I just saw that the example code of you is from the RED BOOK. So i suppose that you have it. On page 667 you will find the idea of my solution.
The only question that might exist after reading this 2 pages (on page 665 you will find the perfect solution, maybe you are majoring in physics or mathematics )
how to ensure that for every arbitrary surface that consists of triangles your code will work.
Since you know all the vertices and the number of triangles you could paint the whole surface just by painting every sole triangle (slow of course).
Why i mention this ? Because you dont know how many triangles a particular vertex is component of (excuse my english -> not my mother-tongue). Let`s say that vertex B is component of 13 triangles, that means that you have to add 13 normals normalize the result and this will be the normal for vertex B. Now if you would have a code that renders all the triangles, you can be sure that vertex B will occure 13 times (exactly ). Now all the 13 times you know which particular triangle is rendered, as you know all the triangle-normals you know now also this particular normal.

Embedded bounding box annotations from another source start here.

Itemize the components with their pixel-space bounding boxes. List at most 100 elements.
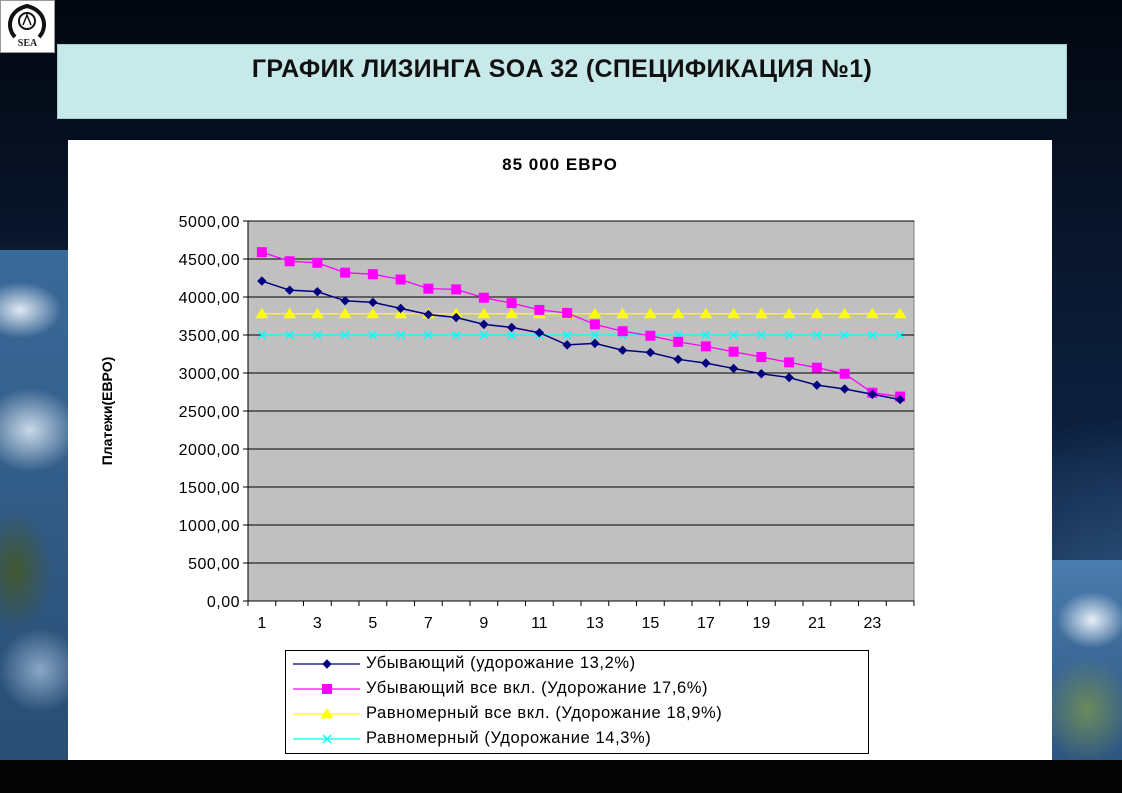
data-point <box>340 296 350 306</box>
data-point <box>451 284 462 295</box>
earth-image-left <box>0 250 70 760</box>
data-point <box>645 347 656 358</box>
y-tick-label: 2500,00 <box>179 404 240 421</box>
data-point <box>699 307 713 319</box>
data-point <box>477 307 491 319</box>
line-chart: 85 000 ЕВРО 5000,00 4500,00 4000,00 3500,00 3… <box>99 155 915 632</box>
data-point <box>756 369 767 379</box>
y-axis-label: Платежи(ЕВРО) <box>99 357 115 466</box>
y-tick-label: 3500,00 <box>179 328 240 345</box>
data-point <box>810 307 824 319</box>
x-tick-label: 1 <box>257 615 266 632</box>
data-point <box>867 330 877 340</box>
data-point <box>728 363 739 374</box>
horseshoe-logo-icon <box>8 3 46 39</box>
data-point <box>562 307 573 318</box>
data-point <box>840 330 850 340</box>
chart-title: 85 000 ЕВРО <box>502 155 618 174</box>
x-tick-label: 21 <box>808 615 826 632</box>
chart-legend: Убывающий (удорожание 13,2%) Убывающий в… <box>285 650 869 754</box>
data-point <box>811 362 822 373</box>
legend-marker <box>322 684 332 694</box>
x-tick-label: 17 <box>697 615 715 632</box>
data-point <box>784 357 795 368</box>
data-point <box>506 298 517 309</box>
data-point <box>451 312 461 323</box>
legend-marker <box>322 734 332 744</box>
data-point <box>478 292 489 303</box>
data-point <box>312 286 323 297</box>
x-tick-label: 3 <box>313 615 322 632</box>
data-point <box>756 352 767 363</box>
data-point <box>479 319 489 330</box>
data-point <box>701 330 711 340</box>
data-point <box>562 340 572 350</box>
data-point <box>257 276 267 286</box>
data-point <box>395 274 406 285</box>
page-title: ГРАФИК ЛИЗИНГА SOA 32 (СПЕЦИФИКАЦИЯ №1) <box>251 55 873 83</box>
data-point <box>534 328 545 338</box>
bottom-bar <box>0 760 1122 793</box>
legend-item: Убывающий (удорожание 13,2%) <box>290 652 866 676</box>
data-point <box>588 307 602 319</box>
x-tick-label: 23 <box>863 615 881 632</box>
y-tick-label: 5000,00 <box>179 214 240 231</box>
data-point <box>895 394 905 405</box>
legend-marker <box>320 708 334 719</box>
data-point <box>366 307 380 319</box>
x-tick-label: 7 <box>424 615 433 632</box>
data-point <box>616 307 630 319</box>
series-line <box>261 280 901 401</box>
data-point <box>479 330 489 340</box>
data-point <box>285 330 295 340</box>
data-point <box>368 330 378 340</box>
data-point <box>617 326 628 337</box>
data-point <box>451 330 461 340</box>
y-tick-label: 3000,00 <box>179 366 240 383</box>
data-point <box>643 307 657 319</box>
data-point <box>257 330 267 340</box>
x-tick-label: 15 <box>641 615 659 632</box>
y-tick-label: 4500,00 <box>179 252 240 269</box>
header-bar: ГРАФИК ЛИЗИНГА SOA 32 (СПЕЦИФИКАЦИЯ №1) <box>57 44 1067 119</box>
data-point <box>673 354 683 365</box>
data-point <box>590 330 600 340</box>
data-point <box>340 267 351 278</box>
data-point <box>256 247 267 258</box>
legend-marker-icon <box>293 734 360 744</box>
y-tick-label: 4000,00 <box>179 290 240 307</box>
data-point <box>395 303 406 314</box>
data-point <box>284 285 295 295</box>
data-point <box>867 389 878 399</box>
data-point <box>784 330 794 340</box>
data-point <box>701 358 711 368</box>
data-point <box>895 330 905 340</box>
data-point <box>367 269 378 280</box>
logo-text: SEA <box>17 38 38 49</box>
y-tick-label: 1500,00 <box>179 480 240 497</box>
legend-marker-icon <box>293 684 360 694</box>
data-point <box>423 330 433 340</box>
data-point <box>340 330 350 340</box>
x-tick-label: 13 <box>586 615 604 632</box>
data-point <box>255 307 269 319</box>
data-point <box>590 338 600 349</box>
data-point <box>368 297 378 308</box>
data-point <box>589 319 600 330</box>
data-point <box>396 330 406 340</box>
data-point <box>617 345 628 355</box>
data-point <box>283 307 297 319</box>
x-tick-label: 19 <box>752 615 770 632</box>
data-point <box>338 307 352 319</box>
data-point <box>671 307 685 319</box>
data-point <box>562 330 572 340</box>
legend-label: Убывающий все вкл. (Удорожание 17,6%) <box>366 679 709 697</box>
data-point <box>893 307 907 319</box>
legend-item: Равномерный все вкл. (Удорожание 18,9%) <box>290 702 866 726</box>
data-point <box>782 307 796 319</box>
data-point <box>534 304 545 315</box>
legend-marker-icon <box>293 659 360 669</box>
data-point <box>729 330 739 340</box>
y-tick-label: 0,00 <box>207 594 240 611</box>
data-point <box>784 372 794 383</box>
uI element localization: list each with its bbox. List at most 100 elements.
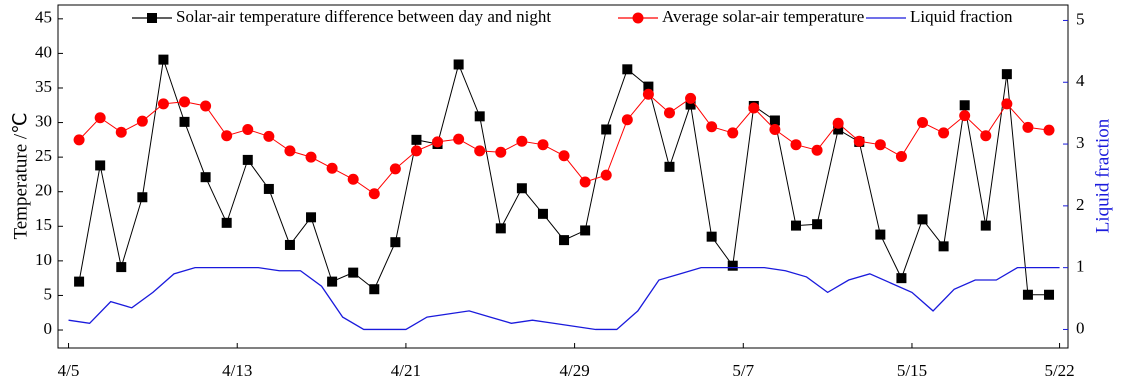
square-marker [95,160,106,171]
square-marker [74,276,85,287]
square-marker [242,154,253,165]
y2-tick-label: 2 [1076,195,1085,214]
square-marker [1044,289,1055,300]
square-marker [495,223,506,234]
square-marker [158,54,169,65]
x-tick-label: 4/29 [559,361,589,380]
circle-marker [537,139,549,151]
square-marker [875,229,886,240]
circle-marker [895,150,907,162]
y-tick-label: 45 [35,8,52,27]
legend-label: Average solar-air temperature [662,7,864,26]
square-marker [959,100,970,111]
y-tick-label: 10 [35,250,52,269]
circle-marker [685,92,697,104]
square-marker [137,192,148,203]
square-marker [790,220,801,231]
square-marker [411,134,422,145]
square-marker [622,64,633,75]
circle-marker [959,110,971,122]
y-tick-label: 15 [35,215,52,234]
circle-marker [284,145,296,157]
circle-marker [453,133,465,145]
circle-marker [1043,124,1055,136]
square-marker [200,172,211,183]
square-marker [453,59,464,70]
circle-marker [432,136,444,148]
square-marker [601,124,612,135]
circle-marker [516,135,528,147]
circle-marker [642,88,654,100]
square-marker [833,124,844,135]
circle-marker [769,123,781,135]
y-tick-label: 20 [35,181,52,200]
square-marker [348,267,359,278]
circle-marker [368,188,380,200]
circle-marker [706,121,718,133]
square-marker [896,273,907,284]
series-line [78,93,1050,195]
square-marker [516,183,527,194]
y-tick-label: 30 [35,111,52,130]
circle-marker [917,117,929,129]
legend-label: Solar-air temperature difference between… [176,7,551,26]
y2-axis-label: Liquid fraction [1092,118,1113,233]
square-marker [537,208,548,219]
y-tick-label: 40 [35,42,52,61]
circle-marker [811,144,823,156]
square-marker [580,225,591,236]
square-marker [664,161,675,172]
circle-marker [495,146,507,158]
circle-marker [73,134,85,146]
y-tick-label: 25 [35,146,52,165]
circle-marker [305,151,317,163]
circle-marker [326,162,338,174]
circle-marker [115,126,127,138]
circle-marker [263,130,275,142]
circle-marker [157,98,169,110]
y2-tick-label: 5 [1076,9,1085,28]
square-marker [327,276,338,287]
square-marker [221,217,232,228]
square-marker [685,99,696,110]
square-marker [938,241,949,252]
square-marker [706,231,717,242]
square-marker [474,111,485,122]
y-tick-label: 0 [44,319,53,338]
square-marker [643,81,654,92]
legend-marker [147,13,157,23]
square-marker [284,239,295,250]
circle-marker [874,139,886,151]
circle-marker [94,112,106,124]
circle-marker [347,173,359,185]
circle-marker [1001,98,1013,110]
x-tick-label: 5/7 [732,361,754,380]
circle-marker [474,145,486,157]
circle-marker [389,163,401,175]
square-marker [980,220,991,231]
circle-marker [980,130,992,142]
circle-marker [938,127,950,139]
square-marker [116,262,127,273]
x-tick-label: 5/15 [897,361,927,380]
square-marker [1001,69,1012,80]
y2-tick-label: 4 [1076,71,1085,90]
square-marker [559,235,570,246]
y2-tick-label: 1 [1076,257,1085,276]
circle-marker [200,100,212,112]
circle-marker [600,169,612,181]
square-marker [390,237,401,248]
series-line [78,59,1050,296]
circle-marker [558,150,570,162]
circle-marker [136,115,148,127]
plot-frame [57,4,1069,349]
circle-marker [663,107,675,119]
square-marker [917,214,928,225]
circle-marker [832,117,844,129]
x-tick-label: 4/21 [391,361,421,380]
y-tick-label: 5 [44,284,53,303]
square-marker [306,212,317,223]
circle-marker [790,139,802,151]
circle-marker [179,96,191,108]
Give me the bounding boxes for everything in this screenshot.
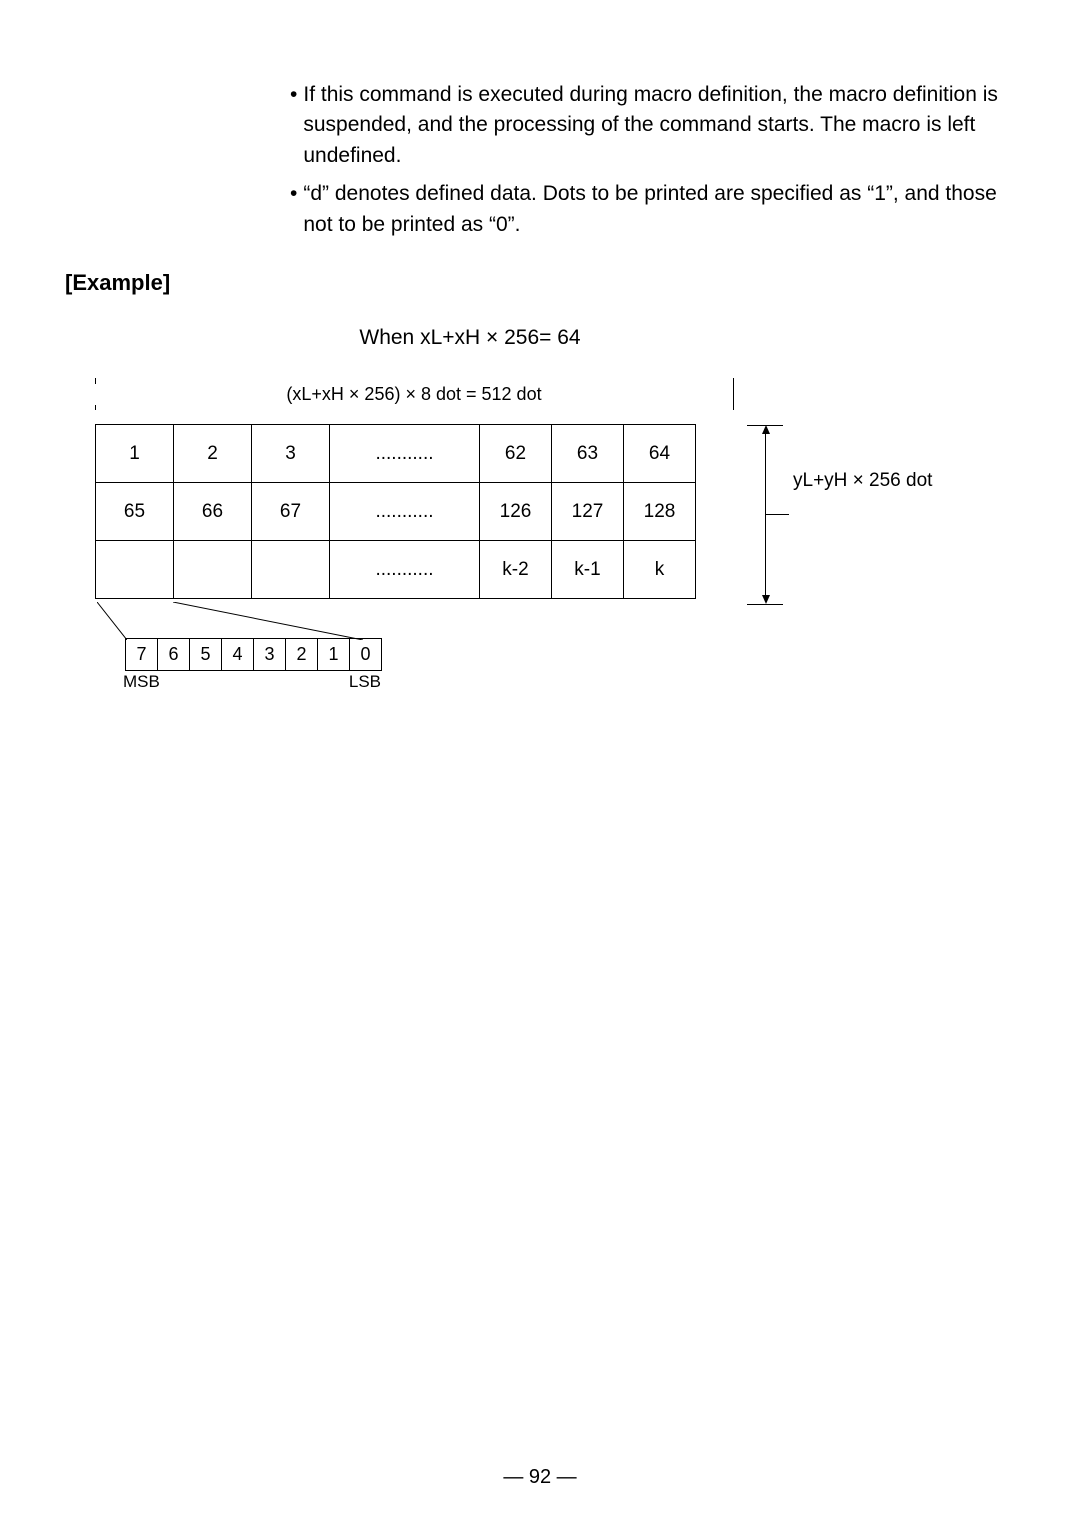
- v-tick-bottom: [747, 604, 783, 605]
- cell: 67: [252, 483, 330, 541]
- cell: 3: [252, 425, 330, 483]
- lsb-label: LSB: [349, 672, 381, 692]
- diagram: (xL+xH × 256) × 8 dot = 512 dot 1 2 3 ..…: [95, 370, 1015, 710]
- v-dimension-line: [765, 430, 766, 600]
- cell: 65: [96, 483, 174, 541]
- bit-cell: 2: [286, 639, 318, 671]
- cell: [96, 541, 174, 599]
- zoom-connector-right: [173, 602, 363, 640]
- cell: [174, 541, 252, 599]
- bit-cell: 0: [350, 639, 382, 671]
- cell: ...........: [330, 541, 480, 599]
- cell: 64: [624, 425, 696, 483]
- bullet-marker: •: [290, 179, 297, 240]
- cell: ...........: [330, 483, 480, 541]
- byte-grid-table: 1 2 3 ........... 62 63 64 65 66 67 ....…: [95, 424, 696, 599]
- bit-cell: 1: [318, 639, 350, 671]
- h-dim-text: (xL+xH × 256) × 8 dot = 512 dot: [278, 384, 549, 404]
- bit-table: 7 6 5 4 3 2 1 0: [125, 638, 382, 671]
- cell: ...........: [330, 425, 480, 483]
- bit-cell: 5: [190, 639, 222, 671]
- v-dimension-label: yL+yH × 256 dot: [793, 470, 932, 492]
- table-row: 1 2 3 ........... 62 63 64: [96, 425, 696, 483]
- bullet-text: If this command is executed during macro…: [303, 80, 1015, 171]
- cell: 62: [480, 425, 552, 483]
- cell: k-1: [552, 541, 624, 599]
- cell: 63: [552, 425, 624, 483]
- h-dimension-label: (xL+xH × 256) × 8 dot = 512 dot: [95, 384, 733, 405]
- zoom-connector-left: [97, 602, 127, 640]
- cell: 128: [624, 483, 696, 541]
- bullet-item: • “d” denotes defined data. Dots to be p…: [290, 179, 1015, 240]
- bit-cell: 4: [222, 639, 254, 671]
- cell: 2: [174, 425, 252, 483]
- bullet-marker: •: [290, 80, 297, 171]
- bit-cell: 6: [158, 639, 190, 671]
- table-row: ........... k-2 k-1 k: [96, 541, 696, 599]
- bullet-text: “d” denotes defined data. Dots to be pri…: [303, 179, 1015, 240]
- cell: 1: [96, 425, 174, 483]
- diagram-caption: When xL+xH × 256= 64: [0, 326, 1015, 350]
- cell: k: [624, 541, 696, 599]
- bullet-item: • If this command is executed during mac…: [290, 80, 1015, 171]
- v-branch-line: [765, 514, 789, 515]
- cell: 127: [552, 483, 624, 541]
- table-row: 7 6 5 4 3 2 1 0: [126, 639, 382, 671]
- bit-cell: 7: [126, 639, 158, 671]
- arrow-up-icon: [762, 425, 770, 434]
- bit-cell: 3: [254, 639, 286, 671]
- cell: k-2: [480, 541, 552, 599]
- bullet-list: • If this command is executed during mac…: [290, 80, 1015, 240]
- cell: [252, 541, 330, 599]
- arrow-down-icon: [762, 595, 770, 604]
- cell: 126: [480, 483, 552, 541]
- page-number: — 92 —: [0, 1466, 1080, 1489]
- example-heading: [Example]: [65, 270, 1015, 296]
- msb-label: MSB: [123, 672, 160, 692]
- h-tick-right: [733, 378, 734, 410]
- cell: 66: [174, 483, 252, 541]
- table-row: 65 66 67 ........... 126 127 128: [96, 483, 696, 541]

Maybe you have now some clue what my code does -> this is one possible solution.
In my code i am using structures for the vertices, nx,ny,nz are just components of a vertex structure that hold the normal compon. while adding them.
The normal_arr just holds the previously calculated normals of the triangles not the averaged ones.
This way i connect the normal and the vertex compon. tightly, but i think you can`t use vertex arrays etc. anymore -> that is the disadvantage.

If you are going to average surface normals to get vertex normals, you might as well take the small extra step of considering smoothing groups. Or if this type of smoothing just isn’t good enough, you may consider using subdivision surfaces in addition to smoothing groups.

[This message has been edited by DFrey (edited 08-12-2002).]

Smoothing groups…what do you mean with that ?
Subdivision is good…unless you try to animate it…

Smoothing groups are a collection of polygons that have averaged normals at the vertices. This leads to a smoother look to the rendered geometry.